1. A foundation bearing capacity reinforcing structure of chemical plant equipment is characterized by comprising a foundation groove (100) and a plurality of foundation piles (200) which are uniformly distributed in the foundation groove (100) and vertically inserted into the bottom of the foundation groove (100), wherein the top ends of the foundation piles (200) extend upwards to the outside of the foundation groove (100), broken stones are paved in the foundation groove (100) and poured to form a slurry stone layer (300), the height of the slurry stone layer (300) is lower than that of the foundation groove (100), a reinforcing grid is paved on the slurry stone layer (300) and poured to form a reinforcing concrete layer (400), the upper surface of the reinforcing concrete layer (400) is flush with the upper end of the foundation groove (100), reinforcing components (500) are sleeved on the peripheral wall of the upper surface of the reinforcing concrete layer (400) protruding out of the foundation piles (200), and the bottoms of the reinforcing components (500) are fixed on the reinforcing concrete layer (400).

2. The foundation bearing capacity reinforcing structure of chemical plant equipment according to claim 1, wherein the reinforcing component (500) comprises two semi-annular clamping plates (510), a connecting component (520) and a fastening piece (530) which are symmetrical to each other, the two semi-annular clamping plates (510) are enclosed on the peripheral wall of the foundation pile (200) and are fixedly connected through the connecting component (520), and a bottom plate (513) of the semi-annular clamping plates (510) is fixedly connected with the reinforced concrete soil layer (400) through the fastening piece (530).

3. The basic bearing capacity reinforcing structure of chemical plant equipment according to claim 2, wherein the semi-annular clamping plate (510) comprises a clamping plate body (511), two connecting plates (512), a bottom plate (513) and a plurality of first reinforcing ribs (514), wherein the two connecting plates (512) are respectively connected to the left end and the right end of the clamping plate body (511), the bottom plate (513) is connected to the lower end of the clamping plate body (511) and is connected with the bottom of the connecting plate (512), the first reinforcing ribs (514) are fixed on the bottom plate (513) and are connected with the outer side wall of the clamping plate body (511), and the plurality of first reinforcing ribs (514) are arranged at equal intervals.

4. A chemical plant foundation load-bearing capacity reinforcing structure according to any one of claims 1 to 3, characterized in that a reinforcement cage (210) is erected inside the foundation pile (200).

5. The structure for reinforcing the basic bearing capacity of the chemical plant equipment according to claim 4, wherein a plurality of penetrating holes (220) which are uniformly distributed are formed in a side wall of one end of the foundation pile (200) which is inserted into the bottom of the foundation tank (100).

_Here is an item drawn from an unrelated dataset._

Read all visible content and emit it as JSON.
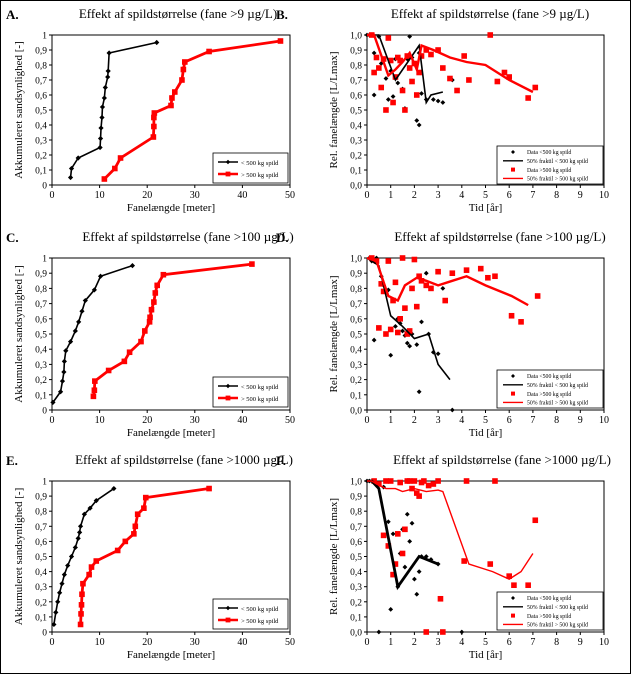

6. The chemical plant foundation load-bearing capacity reinforcing structure according to claim 4, wherein the top end of the foundation pile (200) is provided with a connection flange (230).

7. The structure for reinforcing the basic bearing capacity of the chemical plant equipment according to claim 6, wherein a plurality of second reinforcing ribs (231) are fixedly connected to the bottom of the connecting flange (230), the plurality of second reinforcing ribs (231) are arranged at equal intervals, and one end of each second reinforcing rib (231) away from the connecting flange (230) extends downwards in an inclined manner towards one side of the foundation pile (200) and is connected to the outer side wall of the foundation pile (200).